Educação Para os Meios
Alguns teóricos têm demonstrado preocupações sobre as interferências que a
mídia tem exercido na sociedade. Esta preocupação faz-se no sentido principalmente na
maneira que os receptores estão recebendo as mensagens, para superar este problema, a
proposta está em uma educação para os meios de comunicação de massa.
A educação para os meios é uma forma de intervenção nos processos de
recepção.
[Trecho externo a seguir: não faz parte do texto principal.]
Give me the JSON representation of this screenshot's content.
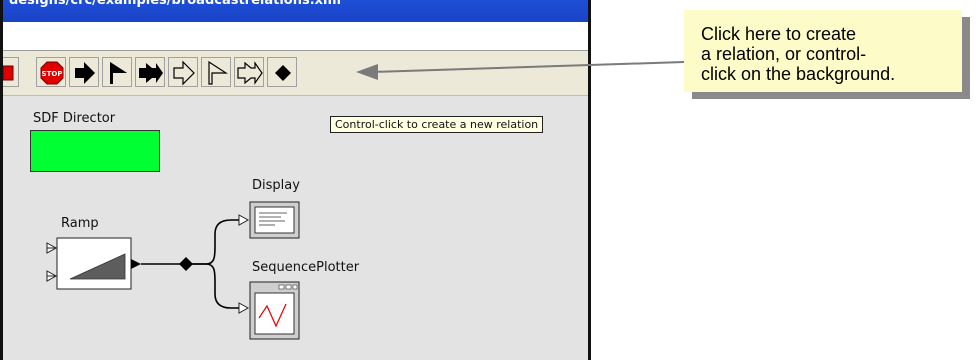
{
  "window": {
    "title": "designs/crc/examples/broadcastrelations.xml"
  },
  "toolbar": {
    "buttons": [
      {
        "name": "stop-red-button",
        "icon": "red-square-icon"
      },
      {
        "name": "stop-button",
        "icon": "stop-sign-icon",
        "text": "STOP"
      },
      {
        "name": "arrow-right-button",
        "icon": "arrow-right-icon"
      },
      {
        "name": "flag-button",
        "icon": "flag-icon"
      },
      {
        "name": "double-arrow-button",
        "icon": "double-arrow-icon"
      },
      {
        "name": "arrow-outline-button",
        "icon": "arrow-outline-icon"
      },
      {
        "name": "flag-outline-button",
        "icon": "flag-outline-icon"
      },
      {
        "name": "double-arrow-outline-button",
        "icon": "double-arrow-outline-icon"
      },
      {
        "name": "new-relation-button",
        "icon": "diamond-icon"
      }
    ]
  },
  "canvas": {
    "director_label": "SDF Director",
    "tooltip": "Control-click to create a new relation",
    "display_label": "Display",
    "ramp_label": "Ramp",
    "plotter_label": "SequencePlotter"
  },
  "callout": {
    "line1": "Click here to create",
    "line2": "a relation, or control-",
    "line3": "click on the background."
  },
  "colors": {
    "director": "#00ff33",
    "callout_bg": "#fdfbc8",
    "tooltip_bg": "#ffffe1",
    "titlebar": "#1d4fd6"
  }
}
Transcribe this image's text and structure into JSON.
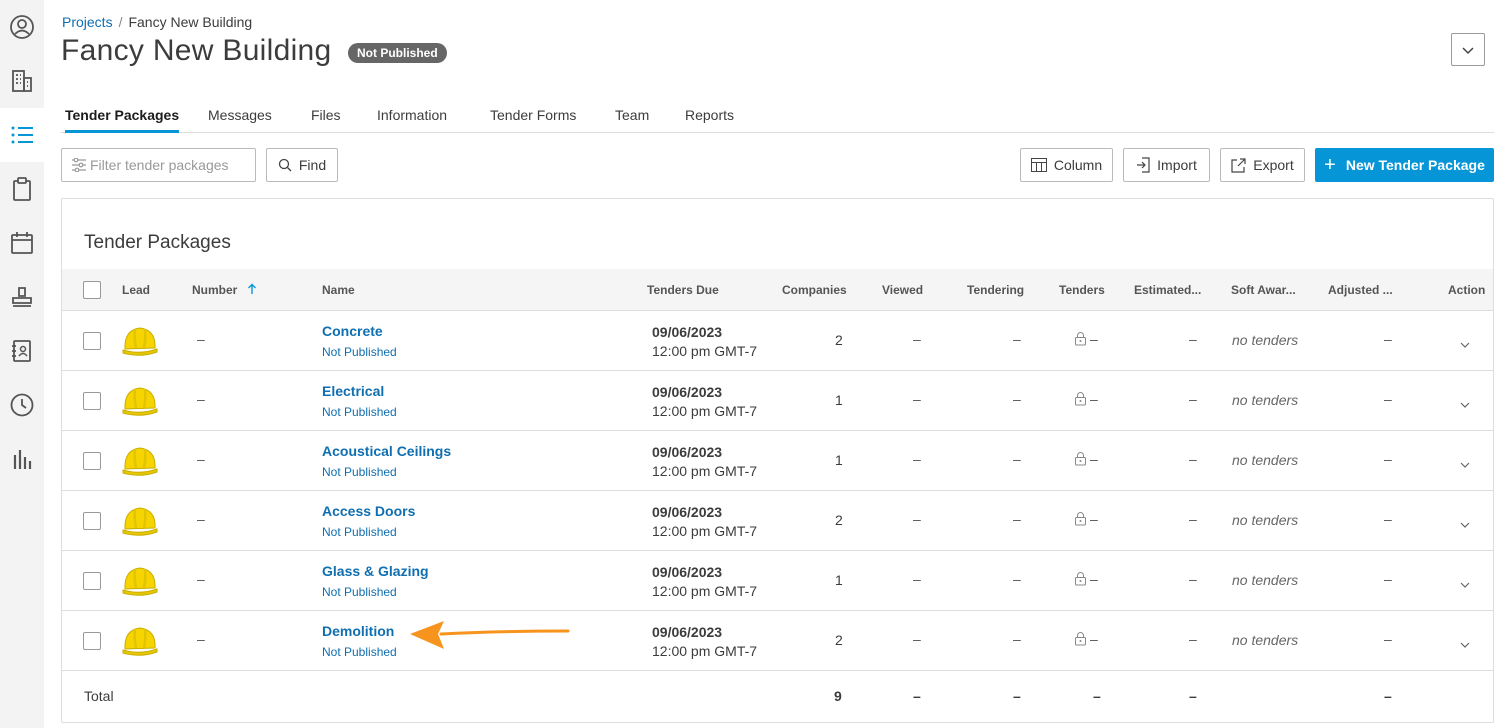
{
  "rail": {
    "items": [
      {
        "icon": "user-circle-icon"
      },
      {
        "icon": "building-icon"
      },
      {
        "icon": "list-icon",
        "active": true
      },
      {
        "icon": "clipboard-icon"
      },
      {
        "icon": "calendar-icon"
      },
      {
        "icon": "stamp-icon"
      },
      {
        "icon": "address-book-icon"
      },
      {
        "icon": "clock-icon"
      },
      {
        "icon": "bar-chart-icon"
      }
    ]
  },
  "breadcrumb": {
    "root": "Projects",
    "separator": "/",
    "current": "Fancy New Building"
  },
  "header": {
    "title": "Fancy New Building",
    "status": "Not Published"
  },
  "tabs": [
    {
      "label": "Tender Packages",
      "active": true
    },
    {
      "label": "Messages"
    },
    {
      "label": "Files"
    },
    {
      "label": "Information"
    },
    {
      "label": "Tender Forms"
    },
    {
      "label": "Team"
    },
    {
      "label": "Reports"
    }
  ],
  "toolbar": {
    "filter_placeholder": "Filter tender packages",
    "find_label": "Find",
    "column_label": "Column",
    "import_label": "Import",
    "export_label": "Export",
    "new_label": "New Tender Package"
  },
  "table": {
    "title": "Tender Packages",
    "headers": {
      "lead": "Lead",
      "number": "Number",
      "name": "Name",
      "due": "Tenders Due",
      "companies": "Companies",
      "viewed": "Viewed",
      "tendering": "Tendering",
      "tenders": "Tenders",
      "estimated": "Estimated...",
      "soft_award": "Soft Awar...",
      "adjusted": "Adjusted ...",
      "action": "Action"
    },
    "sort": {
      "column": "number",
      "direction": "ascending"
    },
    "rows": [
      {
        "number": "–",
        "name": "Concrete",
        "status": "Not Published",
        "date": "09/06/2023",
        "time": "12:00 pm GMT-7",
        "companies": "2",
        "viewed": "–",
        "tendering": "–",
        "tenders": "–",
        "estimated": "–",
        "soft_award": "no tenders",
        "adjusted": "–"
      },
      {
        "number": "–",
        "name": "Electrical",
        "status": "Not Published",
        "date": "09/06/2023",
        "time": "12:00 pm GMT-7",
        "companies": "1",
        "viewed": "–",
        "tendering": "–",
        "tenders": "–",
        "estimated": "–",
        "soft_award": "no tenders",
        "adjusted": "–"
      },
      {
        "number": "–",
        "name": "Acoustical Ceilings",
        "status": "Not Published",
        "date": "09/06/2023",
        "time": "12:00 pm GMT-7",
        "companies": "1",
        "viewed": "–",
        "tendering": "–",
        "tenders": "–",
        "estimated": "–",
        "soft_award": "no tenders",
        "adjusted": "–"
      },
      {
        "number": "–",
        "name": "Access Doors",
        "status": "Not Published",
        "date": "09/06/2023",
        "time": "12:00 pm GMT-7",
        "companies": "2",
        "viewed": "–",
        "tendering": "–",
        "tenders": "–",
        "estimated": "–",
        "soft_award": "no tenders",
        "adjusted": "–"
      },
      {
        "number": "–",
        "name": "Glass & Glazing",
        "status": "Not Published",
        "date": "09/06/2023",
        "time": "12:00 pm GMT-7",
        "companies": "1",
        "viewed": "–",
        "tendering": "–",
        "tenders": "–",
        "estimated": "–",
        "soft_award": "no tenders",
        "adjusted": "–"
      },
      {
        "number": "–",
        "name": "Demolition",
        "status": "Not Published",
        "date": "09/06/2023",
        "time": "12:00 pm GMT-7",
        "companies": "2",
        "viewed": "–",
        "tendering": "–",
        "tenders": "–",
        "estimated": "–",
        "soft_award": "no tenders",
        "adjusted": "–"
      }
    ],
    "total": {
      "label": "Total",
      "companies": "9",
      "viewed": "–",
      "tendering": "–",
      "tenders": "–",
      "estimated": "–",
      "adjusted": "–"
    }
  },
  "colors": {
    "accent": "#0696d7",
    "link": "#0f6fb0",
    "annotation_arrow": "#f7941d",
    "helmet": "#f5d400"
  }
}
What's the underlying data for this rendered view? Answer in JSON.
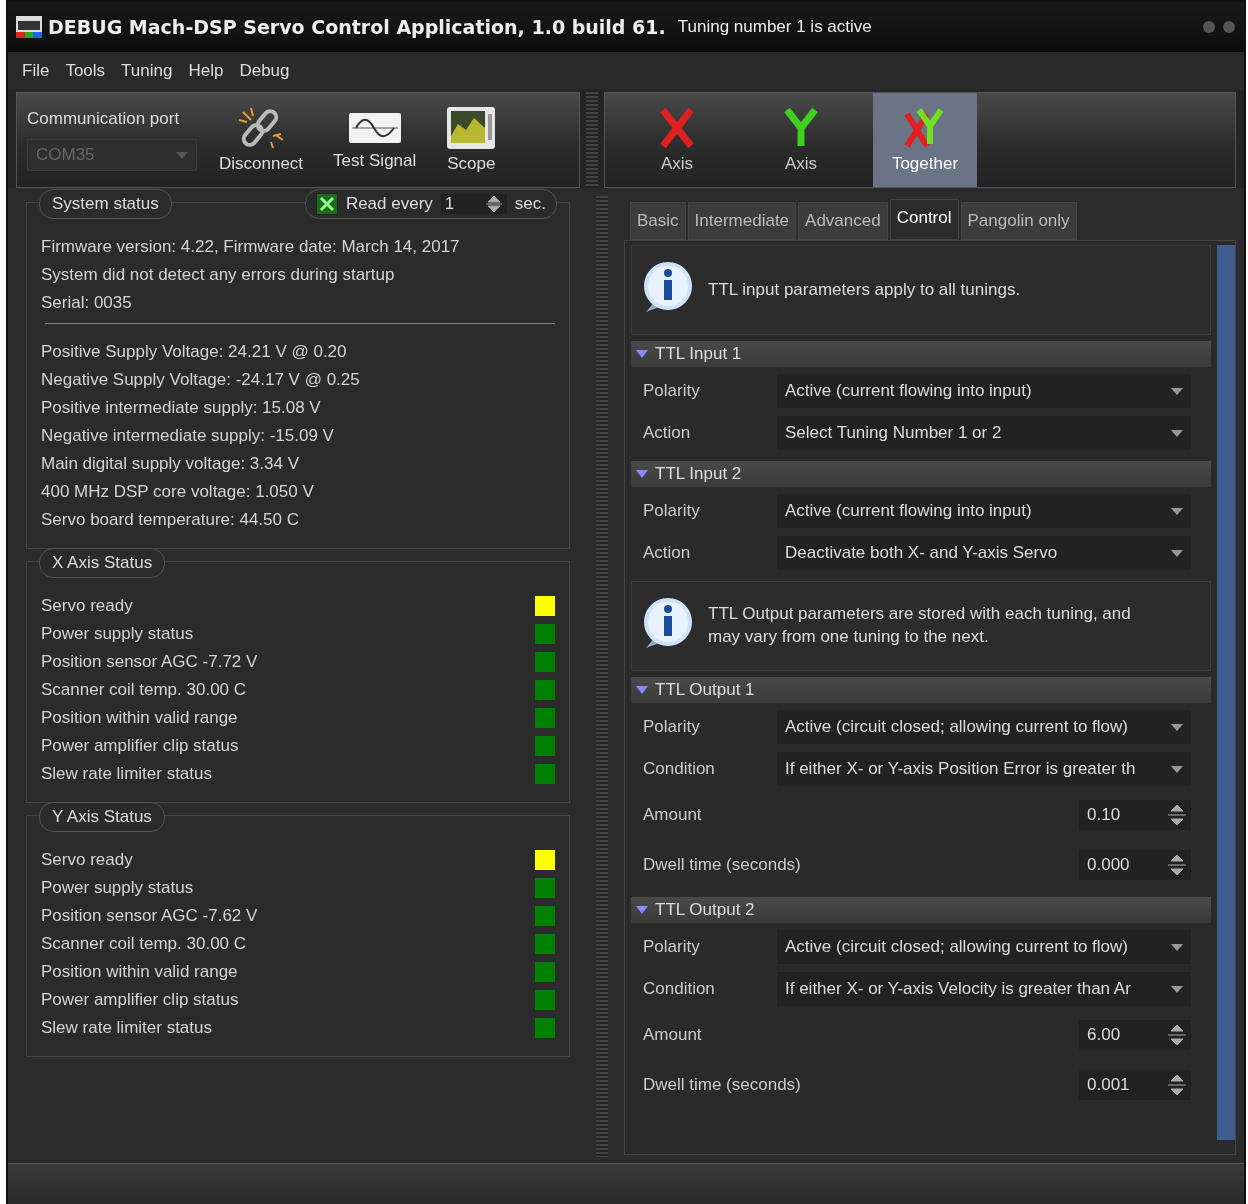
{
  "window": {
    "title": "DEBUG Mach-DSP Servo Control Application, 1.0 build 61.",
    "subtitle": "Tuning number 1 is active"
  },
  "menu": [
    "File",
    "Tools",
    "Tuning",
    "Help",
    "Debug"
  ],
  "toolbar": {
    "port_label": "Communication port",
    "port_value": "COM35",
    "port_disabled": true,
    "buttons": [
      {
        "label": "Disconnect",
        "kind": "disconnect"
      },
      {
        "label": "Test Signal",
        "kind": "signal"
      },
      {
        "label": "Scope",
        "kind": "scope"
      }
    ],
    "axes": [
      {
        "label": "Axis",
        "kind": "x",
        "selected": false
      },
      {
        "label": "Axis",
        "kind": "y",
        "selected": false
      },
      {
        "label": "Together",
        "kind": "xy",
        "selected": true
      }
    ]
  },
  "system_status": {
    "title": "System status",
    "read_checked": true,
    "read_label": "Read every",
    "read_value": "1",
    "read_unit": "sec.",
    "info": [
      "Firmware version: 4.22, Firmware date: March 14, 2017",
      "System did not detect any errors during startup",
      "Serial: 0035"
    ],
    "readings": [
      "Positive Supply Voltage: 24.21 V @ 0.20",
      "Negative Supply Voltage: -24.17 V @ 0.25",
      "Positive intermediate supply: 15.08 V",
      "Negative intermediate supply: -15.09 V",
      "Main digital supply voltage: 3.34 V",
      "400 MHz DSP core voltage: 1.050 V",
      "Servo board temperature: 44.50 C"
    ]
  },
  "axis_status": [
    {
      "title": "X Axis Status",
      "items": [
        {
          "label": "Servo ready",
          "color": "#ffff00"
        },
        {
          "label": "Power supply status",
          "color": "#008000"
        },
        {
          "label": "Position sensor AGC -7.72 V",
          "color": "#008000"
        },
        {
          "label": "Scanner coil temp. 30.00 C",
          "color": "#008000"
        },
        {
          "label": "Position within valid range",
          "color": "#008000"
        },
        {
          "label": "Power amplifier clip status",
          "color": "#008000"
        },
        {
          "label": "Slew rate limiter status",
          "color": "#008000"
        }
      ]
    },
    {
      "title": "Y Axis Status",
      "items": [
        {
          "label": "Servo ready",
          "color": "#ffff00"
        },
        {
          "label": "Power supply status",
          "color": "#008000"
        },
        {
          "label": "Position sensor AGC -7.62 V",
          "color": "#008000"
        },
        {
          "label": "Scanner coil temp. 30.00 C",
          "color": "#008000"
        },
        {
          "label": "Position within valid range",
          "color": "#008000"
        },
        {
          "label": "Power amplifier clip status",
          "color": "#008000"
        },
        {
          "label": "Slew rate limiter status",
          "color": "#008000"
        }
      ]
    }
  ],
  "tabs": [
    {
      "label": "Basic",
      "selected": false
    },
    {
      "label": "Intermediate",
      "selected": false
    },
    {
      "label": "Advanced",
      "selected": false
    },
    {
      "label": "Control",
      "selected": true
    },
    {
      "label": "Pangolin only",
      "selected": false
    }
  ],
  "blocks": [
    {
      "kind": "info",
      "text": "TTL input parameters apply to all tunings."
    },
    {
      "kind": "section",
      "title": "TTL Input 1",
      "expanded": true,
      "rows": [
        {
          "kind": "dropdown",
          "label": "Polarity",
          "value": "Active (current flowing into input)"
        },
        {
          "kind": "dropdown",
          "label": "Action",
          "value": "Select Tuning Number 1 or 2"
        }
      ]
    },
    {
      "kind": "section",
      "title": "TTL Input 2",
      "expanded": true,
      "rows": [
        {
          "kind": "dropdown",
          "label": "Polarity",
          "value": "Active (current flowing into input)"
        },
        {
          "kind": "dropdown",
          "label": "Action",
          "value": "Deactivate both X- and Y-axis Servo"
        }
      ]
    },
    {
      "kind": "info",
      "text": "TTL Output parameters are stored with each tuning, and may vary from one tuning to the next."
    },
    {
      "kind": "section",
      "title": "TTL Output 1",
      "expanded": true,
      "rows": [
        {
          "kind": "dropdown",
          "label": "Polarity",
          "value": "Active (circuit closed; allowing current to flow)"
        },
        {
          "kind": "dropdown",
          "label": "Condition",
          "value": "If either X- or Y-axis Position Error is greater th"
        },
        {
          "kind": "spinner",
          "label": "Amount",
          "value": "0.10"
        },
        {
          "kind": "spinner",
          "label": "Dwell time (seconds)",
          "value": "0.000"
        }
      ]
    },
    {
      "kind": "section",
      "title": "TTL Output 2",
      "expanded": true,
      "rows": [
        {
          "kind": "dropdown",
          "label": "Polarity",
          "value": "Active (circuit closed; allowing current to flow)"
        },
        {
          "kind": "dropdown",
          "label": "Condition",
          "value": "If either X- or Y-axis Velocity is greater than Ar"
        },
        {
          "kind": "spinner",
          "label": "Amount",
          "value": "6.00"
        },
        {
          "kind": "spinner",
          "label": "Dwell time (seconds)",
          "value": "0.001"
        }
      ]
    }
  ]
}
Segundo Orozco, há três décadas já vêm sendo discutidos os métodos
pedagógicos mais eficazes, seguidos de diferentes denominações, como: Recepção
Crítica, Leitura Crítica dos Meios, Recepção Ativa, Educação para a comunicação,
Alfabetização Televisiva e Educação para a Recepção (OROZCO, 1997).
A leitura crítica da mídia tem a preocupação de fazer análises críticas sobre as
mensagens transmitidas pelo meio; a educação para a recepção possui como objeto de
análise o receptor e também estuda diferentes maneiras de realizar a mediação entre os
meios de comunicação e o receptor; a recepção ativa tem como objetivo fortalecer a
capacidade reflexiva dos receptores, para que não se tornem passivos diante dos meios;
a educação para a comunicação tem a finalidade de produzir mensagens,
potencializando desta forma a capacidade comunicativa e; a alfabetização televisiva
prioriza o ensino das linguagens videotecnológicas (OROZCO, 1997).
Orozco (1997) enfatiza que cada modelo de educação para os meios será
utilizado dependendo da perspectiva pedagógica desejada pelos professores e ressalta a
importância de realizar uma educação para os meios nas escolas.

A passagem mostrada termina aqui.